2011/08/12

What The Dog Saw - Malcolm Gladwell

I found this book in my favorite bookshop in Amsterdam. I guess I'm no ready yet for the tablet readers. There is something about the short moment when you decide to give a chance to a book. You open it and read a few sentences. Give it a second try and read again the title and the back. The decision making process lasts maybe only a minute. I cannot find the same love and hate - quick snap feeling on the electronic media.
Yes, I liked it. A lot. As usual when it's a good read, I finish it very quickly. What the dog saw is like many short stories and yet there is a kind of common pattern. It's the Gladwell's way in making you discover an idea and challenging your thoughts. Malcolm Gladwell is very good at explaining in a few simple words a concept or an idea that is rather complicated at a glance.
The simplicity of short texts and rather easy to understand ideas should not let me overlook the job done by the author. There is a huge amount of work, experiences and meetings that resulted in this book. The magic or better said the talent of Malcolm Gladwell is to be able to give sense to all this material and write for us great synthesis with deep insight.
I loved the chapter on the job interview "The New-Boy Network" and I'll really have to get more information on structured interview. The last 2 interviews I made were probably not efficient at all. My other favorites are "Blowing Up" and "Dangerous Mind". The first because I heard before about Nassim Taleb but never got further because his book Black Swam was said to be a difficult read.
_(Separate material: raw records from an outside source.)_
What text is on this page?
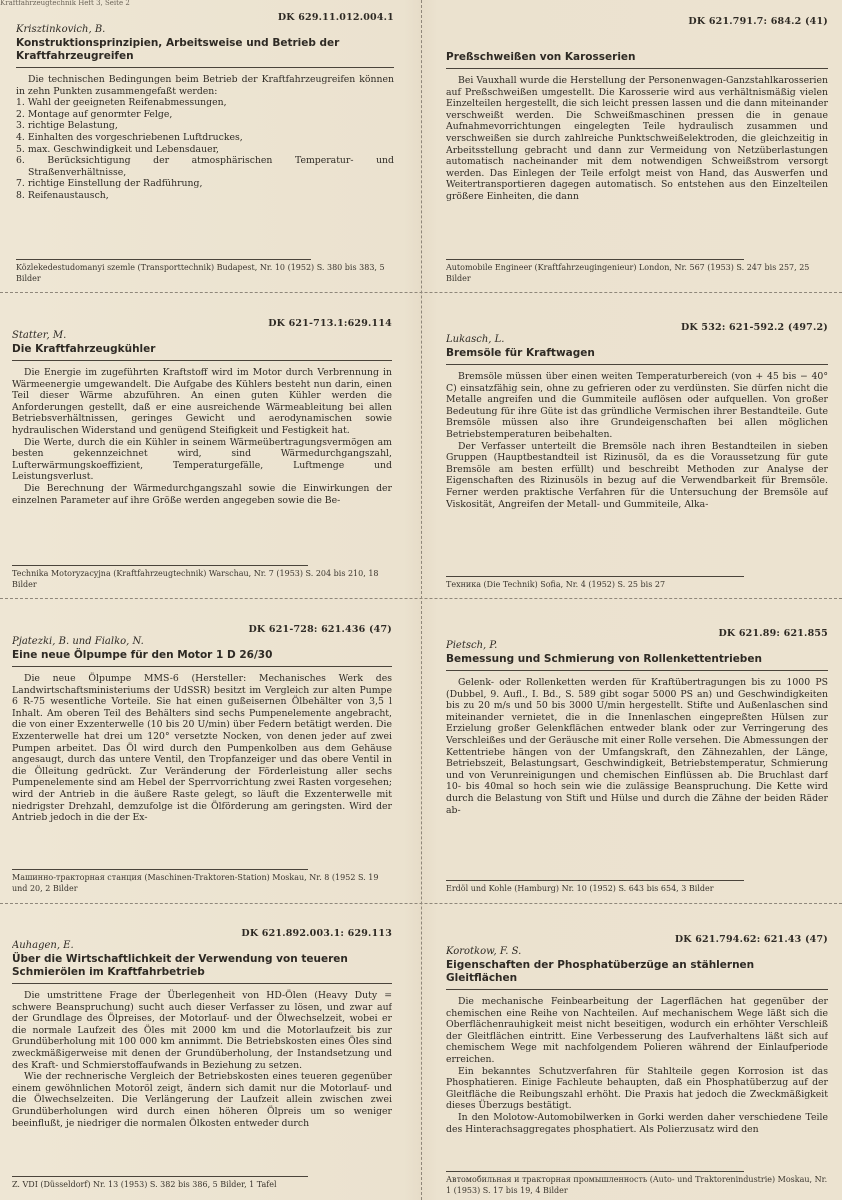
Kraftfahrzeugtechnik Heft 3, Seite 2
DK 629.11.012.004.1
Krisztinkovich, B.
Konstruktionsprinzipien, Arbeitsweise und Betrieb der Kraftfahrzeugreifen

Die technischen Bedingungen beim Betrieb der Kraftfahrzeugreifen können in zehn Punkten zusammengefaßt werden:

1. Wahl der geeigneten Reifenabmessungen,
2. Montage auf genormter Felge,
3. richtige Belastung,
4. Einhalten des vorgeschriebenen Luftdruckes,
5. max. Geschwindigkeit und Lebensdauer,
6. Berücksichtigung der atmosphärischen Temperatur- und Straßenverhältnisse,
7. richtige Einstellung der Radführung,
8. Reifenaustausch,
Közlekedestudomanyi szemle (Transporttechnik) Budapest, Nr. 10 (1952) S. 380 bis 383, 5 Bilder
DK 621.791.7: 684.2 (41)
Preßschweißen von Karosserien

Bei Vauxhall wurde die Herstellung der Personenwagen-Ganzstahlkarosserien auf Preßschweißen umgestellt. Die Karosserie wird aus verhältnismäßig vielen Einzelteilen hergestellt, die sich leicht pressen lassen und die dann miteinander verschweißt werden. Die Schweißmaschinen pressen die in genaue Aufnahmevorrichtungen eingelegten Teile hydraulisch zusammen und verschweißen sie durch zahlreiche Punktschweißelektroden, die gleichzeitig in Arbeitsstellung gebracht und dann zur Vermeidung von Netzüberlastungen automatisch nacheinander mit dem notwendigen Schweißstrom versorgt werden. Das Einlegen der Teile erfolgt meist von Hand, das Auswerfen und Weitertransportieren dagegen automatisch. So entstehen aus den Einzelteilen größere Einheiten, die dann

Automobile Engineer (Kraftfahrzeugingenieur) London, Nr. 567 (1953) S. 247 bis 257, 25 Bilder
DK 621-713.1:629.114
Statter, M.
Die Kraftfahrzeugkühler

Die Energie im zugeführten Kraftstoff wird im Motor durch Verbrennung in Wärmeenergie umgewandelt. Die Aufgabe des Kühlers besteht nun darin, einen Teil dieser Wärme abzuführen. An einen guten Kühler werden die Anforderungen gestellt, daß er eine ausreichende Wärmeableitung bei allen Betriebsverhältnissen, geringes Gewicht und aerodynamischen sowie hydraulischen Widerstand und genügend Steifigkeit und Festigkeit hat.

Die Werte, durch die ein Kühler in seinem Wärmeübertragungsvermögen am besten gekennzeichnet wird, sind Wärmedurchgangszahl, Lufterwärmungskoeffizient, Temperaturgefälle, Luftmenge und Leistungsverlust.

Die Berechnung der Wärmedurchgangszahl sowie die Einwirkungen der einzelnen Parameter auf ihre Größe werden angegeben sowie die Be-

Technika Motoryzacyjna (Kraftfahrzeugtechnik) Warschau, Nr. 7 (1953) S. 204 bis 210, 18 Bilder
DK 532: 621-592.2 (497.2)
Lukasch, L.
Bremsöle für Kraftwagen

Bremsöle müssen über einen weiten Temperaturbereich (von + 45 bis − 40° C) einsatzfähig sein, ohne zu gefrieren oder zu verdünsten. Sie dürfen nicht die Metalle angreifen und die Gummiteile auflösen oder aufquellen. Von großer Bedeutung für ihre Güte ist das gründliche Vermischen ihrer Bestandteile. Gute Bremsöle müssen also ihre Grundeigenschaften bei allen möglichen Betriebstemperaturen beibehalten.

Der Verfasser unterteilt die Bremsöle nach ihren Bestandteilen in sieben Gruppen (Hauptbestandteil ist Rizinusöl, da es die Voraussetzung für gute Bremsöle am besten erfüllt) und beschreibt Methoden zur Analyse der Eigenschaften des Rizinusöls in bezug auf die Verwendbarkeit für Bremsöle. Ferner werden praktische Verfahren für die Untersuchung der Bremsöle auf Viskosität, Angreifen der Metall- und Gummiteile, Alka-

Техника (Die Technik) Sofia, Nr. 4 (1952) S. 25 bis 27
DK 621-728: 621.436 (47)
Pjatezki, B. und Fialko, N.
Eine neue Ölpumpe für den Motor 1 D 26/30

Die neue Ölpumpe MMS-6 (Hersteller: Mechanisches Werk des Landwirtschaftsministeriums der UdSSR) besitzt im Vergleich zur alten Pumpe 6 R-75 wesentliche Vorteile. Sie hat einen gußeisernen Ölbehälter von 3,5 l Inhalt. Am oberen Teil des Behälters sind sechs Pumpenelemente angebracht, die von einer Exzenterwelle (10 bis 20 U/min) über Federn betätigt werden. Die Exzenterwelle hat drei um 120° versetzte Nocken, von denen jeder auf zwei Pumpen arbeitet. Das Öl wird durch den Pumpenkolben aus dem Gehäuse angesaugt, durch das untere Ventil, den Tropfanzeiger und das obere Ventil in die Ölleitung gedrückt. Zur Veränderung der Förderleistung aller sechs Pumpenelemente sind am Hebel der Sperrvorrichtung zwei Rasten vorgesehen; wird der Antrieb in die äußere Raste gelegt, so läuft die Exzenterwelle mit niedrigster Drehzahl, demzufolge ist die Ölförderung am geringsten. Wird der Antrieb jedoch in die der Ex-

Машинно-тракторная станция (Maschinen-Traktoren-Station) Moskau, Nr. 8 (1952 S. 19 und 20, 2 Bilder
DK 621.89: 621.855
Pietsch, P.
Bemessung und Schmierung von Rollenkettentrieben

Gelenk- oder Rollenketten werden für Kraftübertragungen bis zu 1000 PS (Dubbel, 9. Aufl., I. Bd., S. 589 gibt sogar 5000 PS an) und Geschwindigkeiten bis zu 20 m/s und 50 bis 3000 U/min hergestellt. Stifte und Außenlaschen sind miteinander vernietet, die in die Innenlaschen eingepreßten Hülsen zur Erzielung großer Gelenkflächen entweder blank oder zur Verringerung des Verschleißes und der Geräusche mit einer Rolle versehen. Die Abmessungen der Kettentriebe hängen von der Umfangskraft, den Zähnezahlen, der Länge, Betriebszeit, Belastungsart, Geschwindigkeit, Betriebstemperatur, Schmierung und von Verunreinigungen und chemischen Einflüssen ab. Die Bruchlast darf 10- bis 40mal so hoch sein wie die zulässige Beanspruchung. Die Kette wird durch die Belastung von Stift und Hülse und durch die Zähne der beiden Räder ab-

Erdöl und Kohle (Hamburg) Nr. 10 (1952) S. 643 bis 654, 3 Bilder
DK 621.892.003.1: 629.113
Auhagen, E.
Über die Wirtschaftlichkeit der Verwendung von teueren Schmierölen im Kraftfahrbetrieb

Die umstrittene Frage der Überlegenheit von HD-Ölen (Heavy Duty = schwere Beanspruchung) sucht auch dieser Verfasser zu lösen, und zwar auf der Grundlage des Ölpreises, der Motorlauf- und der Ölwechselzeit, wobei er die normale Laufzeit des Öles mit 2000 km und die Motorlaufzeit bis zur Grundüberholung mit 100 000 km annimmt. Die Betriebskosten eines Öles sind zweckmäßigerweise mit denen der Grundüberholung, der Instandsetzung und des Kraft- und Schmierstoffaufwands in Beziehung zu setzen.

Wie der rechnerische Vergleich der Betriebskosten eines teueren gegenüber einem gewöhnlichen Motoröl zeigt, ändern sich damit nur die Motorlauf- und die Ölwechselzeiten. Die Verlängerung der Laufzeit allein zwischen zwei Grundüberholungen wird durch einen höheren Ölpreis um so weniger beeinflußt, je niedriger die normalen Ölkosten entweder durch

Z. VDI (Düsseldorf) Nr. 13 (1953) S. 382 bis 386, 5 Bilder, 1 Tafel
DK 621.794.62: 621.43 (47)
Korotkow, F. S.
Eigenschaften der Phosphatüberzüge an stählernen Gleitflächen

Die mechanische Feinbearbeitung der Lagerflächen hat gegenüber der chemischen eine Reihe von Nachteilen. Auf mechanischem Wege läßt sich die Oberflächenrauhigkeit meist nicht beseitigen, wodurch ein erhöhter Verschleiß der Gleitflächen eintritt. Eine Verbesserung des Laufverhaltens läßt sich auf chemischem Wege mit nachfolgendem Polieren während der Einlaufperiode erreichen.

Ein bekanntes Schutzverfahren für Stahlteile gegen Korrosion ist das Phosphatieren. Einige Fachleute behaupten, daß ein Phosphatüberzug auf der Gleitfläche die Reibungszahl erhöht. Die Praxis hat jedoch die Zweckmäßigkeit dieses Überzugs bestätigt.

In den Molotow-Automobilwerken in Gorki werden daher verschiedene Teile des Hinterachsaggregates phosphatiert. Als Polierzusatz wird den

Автомобильная и тракторная промышленность (Auto- und Traktorenindustrie) Moskau, Nr. 1 (1953) S. 17 bis 19, 4 Bilder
The second because it was like it echoed from the recent French debate on Freud from the book 'Apostille au Crépuscule. Pour une psychanalyse non freudienne' from Michel Onfray.
I didn't find much interest in the dog stories. Maybe because I don't like dogs or maybe because I think the insight was a little lighter. I really thought going nowhere when Gladwell described lengthily the cooking machines in "The Pitchman" but I discovered a lot when he presented the different tastes for mustard and spaghetti sauce. I also watch the related TED video.
I'm wondering if I should read Malcolm Gladwell's other books. Just by reading a short summary of each, they seems related to each story in What the dog saw. The book Outliers original and great to bring me inspiration and motivation to achieve my dreams
Anyway, what the dog saw is really a good book and I would like to recommend it to anyone. I'll try to follow any of the next great insight from Malcolm Gladwell.